Perception is influenced, in part, by how frequently we hear about an issue and also the context in which we hear it. This little study is a experiment to see if systematic differences in language reflecting political priorities and biases can be detected. Here, using standard NLP (Natural Lanuguage Processing) techniques, I explore this question looking for differences in the texts from recent Republican and Democratic presidential debates. Key findings are:
1. “wordcloud” visualization reveals stylistic differences between candidates but no clarity on specific postiions.
2. Word-frequencies of selected “key-words” suggest positions differences. A z-statistic and a coefficient of variance can be used to highlight signficant differences between candidates.
3. Initial results for bigram tokenization reveal differences some differences in key-word context.


The text of the presidential debates are downloaded from the UCSB Presidency Project. Transcripts were pasted into Apple Pages and stored as unformatted .txt files. From that point all processing is done with R using capabilities of {tm} and associated libraries.


Wordclouds are a quick and visually apprealing method to compare texts. The {wordcloud} package in R is used here. Not surprisingly, word choices vary between candidates. However, there are also some striking and surprising similarities.
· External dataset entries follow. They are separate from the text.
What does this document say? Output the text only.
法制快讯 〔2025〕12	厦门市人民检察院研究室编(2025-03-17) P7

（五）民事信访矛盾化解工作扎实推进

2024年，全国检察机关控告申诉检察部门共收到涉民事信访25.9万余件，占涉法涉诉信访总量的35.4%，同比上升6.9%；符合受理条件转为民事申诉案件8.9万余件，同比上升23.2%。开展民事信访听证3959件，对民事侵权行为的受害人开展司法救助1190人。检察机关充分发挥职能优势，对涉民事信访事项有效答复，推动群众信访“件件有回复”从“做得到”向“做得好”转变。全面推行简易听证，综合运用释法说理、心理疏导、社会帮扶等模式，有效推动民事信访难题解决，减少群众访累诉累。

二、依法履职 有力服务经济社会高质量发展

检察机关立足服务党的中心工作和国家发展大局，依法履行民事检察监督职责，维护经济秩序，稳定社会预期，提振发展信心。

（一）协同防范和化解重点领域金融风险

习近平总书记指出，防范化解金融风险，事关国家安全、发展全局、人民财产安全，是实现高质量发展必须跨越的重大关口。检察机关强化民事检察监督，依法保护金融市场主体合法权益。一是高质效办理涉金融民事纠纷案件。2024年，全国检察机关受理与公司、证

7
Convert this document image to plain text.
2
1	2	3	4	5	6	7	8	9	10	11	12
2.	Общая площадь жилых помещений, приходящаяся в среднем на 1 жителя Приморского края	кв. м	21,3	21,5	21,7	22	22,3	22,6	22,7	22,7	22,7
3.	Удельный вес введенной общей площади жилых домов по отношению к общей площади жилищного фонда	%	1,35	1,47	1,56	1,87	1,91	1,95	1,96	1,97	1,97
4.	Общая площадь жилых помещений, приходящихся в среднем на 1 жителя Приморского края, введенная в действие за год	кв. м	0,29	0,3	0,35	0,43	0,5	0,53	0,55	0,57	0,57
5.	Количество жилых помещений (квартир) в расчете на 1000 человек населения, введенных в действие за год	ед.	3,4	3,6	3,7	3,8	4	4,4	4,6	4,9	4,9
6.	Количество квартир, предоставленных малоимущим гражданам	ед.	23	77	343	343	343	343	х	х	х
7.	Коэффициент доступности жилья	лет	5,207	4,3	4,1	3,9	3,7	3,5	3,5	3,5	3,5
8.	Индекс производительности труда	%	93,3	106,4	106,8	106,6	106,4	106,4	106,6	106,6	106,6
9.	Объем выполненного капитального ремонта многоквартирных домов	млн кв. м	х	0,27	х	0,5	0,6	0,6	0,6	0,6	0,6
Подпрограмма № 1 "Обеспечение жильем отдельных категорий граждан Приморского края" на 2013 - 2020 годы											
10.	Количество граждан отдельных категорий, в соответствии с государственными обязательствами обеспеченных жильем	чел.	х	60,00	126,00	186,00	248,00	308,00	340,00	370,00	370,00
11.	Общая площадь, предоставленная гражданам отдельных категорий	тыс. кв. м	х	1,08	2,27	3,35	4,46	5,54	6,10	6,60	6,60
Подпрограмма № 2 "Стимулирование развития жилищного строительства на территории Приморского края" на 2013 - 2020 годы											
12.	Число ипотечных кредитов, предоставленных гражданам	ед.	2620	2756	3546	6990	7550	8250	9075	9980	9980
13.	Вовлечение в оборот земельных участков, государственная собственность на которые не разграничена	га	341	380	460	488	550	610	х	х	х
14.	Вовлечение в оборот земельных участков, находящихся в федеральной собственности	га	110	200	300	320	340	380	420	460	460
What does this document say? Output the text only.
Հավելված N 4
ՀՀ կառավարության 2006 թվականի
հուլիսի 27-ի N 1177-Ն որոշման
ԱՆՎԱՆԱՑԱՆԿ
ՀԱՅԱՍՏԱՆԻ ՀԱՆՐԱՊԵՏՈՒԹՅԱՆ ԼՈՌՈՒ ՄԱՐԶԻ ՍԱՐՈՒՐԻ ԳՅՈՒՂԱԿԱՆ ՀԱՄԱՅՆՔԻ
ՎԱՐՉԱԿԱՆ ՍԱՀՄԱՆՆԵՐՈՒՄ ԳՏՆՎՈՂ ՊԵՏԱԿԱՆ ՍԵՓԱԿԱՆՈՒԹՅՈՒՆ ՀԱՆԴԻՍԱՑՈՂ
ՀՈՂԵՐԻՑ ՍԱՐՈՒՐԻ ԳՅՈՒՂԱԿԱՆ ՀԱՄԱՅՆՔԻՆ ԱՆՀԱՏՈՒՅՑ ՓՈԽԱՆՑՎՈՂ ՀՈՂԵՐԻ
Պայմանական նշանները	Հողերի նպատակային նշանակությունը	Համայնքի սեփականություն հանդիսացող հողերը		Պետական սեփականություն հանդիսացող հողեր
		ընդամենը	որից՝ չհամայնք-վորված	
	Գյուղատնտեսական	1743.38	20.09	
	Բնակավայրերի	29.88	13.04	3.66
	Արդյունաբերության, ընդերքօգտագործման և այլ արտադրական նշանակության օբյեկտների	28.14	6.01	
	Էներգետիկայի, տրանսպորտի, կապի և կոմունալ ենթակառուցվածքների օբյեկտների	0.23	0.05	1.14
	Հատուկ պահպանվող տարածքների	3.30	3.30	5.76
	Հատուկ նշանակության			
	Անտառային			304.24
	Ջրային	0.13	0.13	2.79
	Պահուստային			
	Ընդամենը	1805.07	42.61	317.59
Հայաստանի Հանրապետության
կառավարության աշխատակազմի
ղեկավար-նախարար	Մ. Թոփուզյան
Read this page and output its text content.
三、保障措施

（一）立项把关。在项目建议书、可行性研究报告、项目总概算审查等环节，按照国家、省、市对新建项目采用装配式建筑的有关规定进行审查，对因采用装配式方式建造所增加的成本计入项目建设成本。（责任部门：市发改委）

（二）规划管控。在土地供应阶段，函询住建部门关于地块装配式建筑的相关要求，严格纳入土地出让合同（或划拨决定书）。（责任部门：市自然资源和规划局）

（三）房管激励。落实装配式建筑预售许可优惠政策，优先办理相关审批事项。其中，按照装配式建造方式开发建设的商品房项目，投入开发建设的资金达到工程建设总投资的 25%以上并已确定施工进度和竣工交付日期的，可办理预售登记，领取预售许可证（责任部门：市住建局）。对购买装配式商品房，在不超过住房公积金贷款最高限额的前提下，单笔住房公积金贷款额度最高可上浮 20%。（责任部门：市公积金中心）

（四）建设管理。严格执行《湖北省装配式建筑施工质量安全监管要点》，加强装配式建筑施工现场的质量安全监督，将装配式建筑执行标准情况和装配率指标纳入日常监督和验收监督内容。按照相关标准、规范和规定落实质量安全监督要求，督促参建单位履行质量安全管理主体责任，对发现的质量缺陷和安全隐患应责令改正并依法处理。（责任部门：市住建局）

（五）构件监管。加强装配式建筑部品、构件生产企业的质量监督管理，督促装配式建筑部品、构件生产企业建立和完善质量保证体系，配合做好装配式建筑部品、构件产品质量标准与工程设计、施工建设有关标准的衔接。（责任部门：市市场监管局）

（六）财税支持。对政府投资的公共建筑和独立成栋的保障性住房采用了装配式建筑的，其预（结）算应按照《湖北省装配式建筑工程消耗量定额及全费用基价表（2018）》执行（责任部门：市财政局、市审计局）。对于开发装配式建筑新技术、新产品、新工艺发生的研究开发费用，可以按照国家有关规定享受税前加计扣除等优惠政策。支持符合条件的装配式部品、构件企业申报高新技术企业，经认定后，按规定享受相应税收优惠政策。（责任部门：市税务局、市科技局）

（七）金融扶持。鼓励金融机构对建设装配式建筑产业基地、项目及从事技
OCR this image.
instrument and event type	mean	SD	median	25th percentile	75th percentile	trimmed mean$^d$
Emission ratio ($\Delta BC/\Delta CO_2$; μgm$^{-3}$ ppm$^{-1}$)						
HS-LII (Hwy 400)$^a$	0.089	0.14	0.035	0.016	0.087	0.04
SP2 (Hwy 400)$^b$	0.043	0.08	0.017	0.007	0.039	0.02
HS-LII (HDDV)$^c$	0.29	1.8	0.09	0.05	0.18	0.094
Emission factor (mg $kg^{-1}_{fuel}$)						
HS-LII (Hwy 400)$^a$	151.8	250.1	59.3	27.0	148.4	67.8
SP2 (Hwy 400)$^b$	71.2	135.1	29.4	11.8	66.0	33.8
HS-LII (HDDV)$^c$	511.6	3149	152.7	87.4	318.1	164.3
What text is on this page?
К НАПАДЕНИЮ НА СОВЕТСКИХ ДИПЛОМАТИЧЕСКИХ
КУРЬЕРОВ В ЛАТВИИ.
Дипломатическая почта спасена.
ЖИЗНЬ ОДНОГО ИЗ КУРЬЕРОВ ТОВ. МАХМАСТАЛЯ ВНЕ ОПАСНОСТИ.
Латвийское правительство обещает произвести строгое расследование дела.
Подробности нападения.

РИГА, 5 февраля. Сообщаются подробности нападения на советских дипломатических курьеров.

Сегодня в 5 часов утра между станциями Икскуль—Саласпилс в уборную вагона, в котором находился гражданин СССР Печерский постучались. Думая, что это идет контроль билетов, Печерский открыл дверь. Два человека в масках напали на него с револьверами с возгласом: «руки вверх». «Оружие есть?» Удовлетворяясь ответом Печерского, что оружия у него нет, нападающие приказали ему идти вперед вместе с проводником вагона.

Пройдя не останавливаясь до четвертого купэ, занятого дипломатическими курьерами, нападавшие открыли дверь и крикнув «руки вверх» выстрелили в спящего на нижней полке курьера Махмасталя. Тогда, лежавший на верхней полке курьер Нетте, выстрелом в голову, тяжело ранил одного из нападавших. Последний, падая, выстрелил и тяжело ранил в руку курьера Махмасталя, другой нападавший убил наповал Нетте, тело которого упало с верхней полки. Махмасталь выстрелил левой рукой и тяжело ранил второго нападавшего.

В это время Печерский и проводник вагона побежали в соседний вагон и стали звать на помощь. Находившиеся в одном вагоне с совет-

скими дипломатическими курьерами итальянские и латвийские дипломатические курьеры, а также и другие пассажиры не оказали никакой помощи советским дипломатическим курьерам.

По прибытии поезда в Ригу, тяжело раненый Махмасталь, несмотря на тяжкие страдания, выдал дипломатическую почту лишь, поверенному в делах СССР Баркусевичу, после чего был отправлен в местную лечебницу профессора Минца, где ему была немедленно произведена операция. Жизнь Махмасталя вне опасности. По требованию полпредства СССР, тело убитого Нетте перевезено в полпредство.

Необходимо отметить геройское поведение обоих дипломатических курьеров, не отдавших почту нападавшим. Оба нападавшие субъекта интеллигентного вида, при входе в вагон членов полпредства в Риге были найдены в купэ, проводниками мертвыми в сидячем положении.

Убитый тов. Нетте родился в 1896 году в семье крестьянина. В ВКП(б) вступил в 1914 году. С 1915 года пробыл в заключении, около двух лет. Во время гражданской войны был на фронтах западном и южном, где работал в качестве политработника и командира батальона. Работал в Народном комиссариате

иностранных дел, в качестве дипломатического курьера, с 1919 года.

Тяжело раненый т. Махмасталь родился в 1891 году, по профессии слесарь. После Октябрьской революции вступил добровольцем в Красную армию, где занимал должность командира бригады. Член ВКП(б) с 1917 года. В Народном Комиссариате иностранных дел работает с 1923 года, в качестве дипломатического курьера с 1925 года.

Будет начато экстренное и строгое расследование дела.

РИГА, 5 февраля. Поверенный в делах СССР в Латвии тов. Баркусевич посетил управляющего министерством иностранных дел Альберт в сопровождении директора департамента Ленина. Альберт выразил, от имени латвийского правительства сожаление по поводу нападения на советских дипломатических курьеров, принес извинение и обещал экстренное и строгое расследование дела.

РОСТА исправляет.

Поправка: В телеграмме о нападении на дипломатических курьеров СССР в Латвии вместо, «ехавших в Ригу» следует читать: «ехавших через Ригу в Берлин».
Let’s first compare the word clouds of candidates using the {wordcloud} package.


Bernie’s word cloud is larger than Donald’s, due to having spoken more total words. (There were three major candidates at the Democratic debate and ten at Republican). What I find most surprising is the similarity of the clouds; words like “people”, “country”, and “going” are common to both. Despite strong differences in policy, word clouds reveal little about them.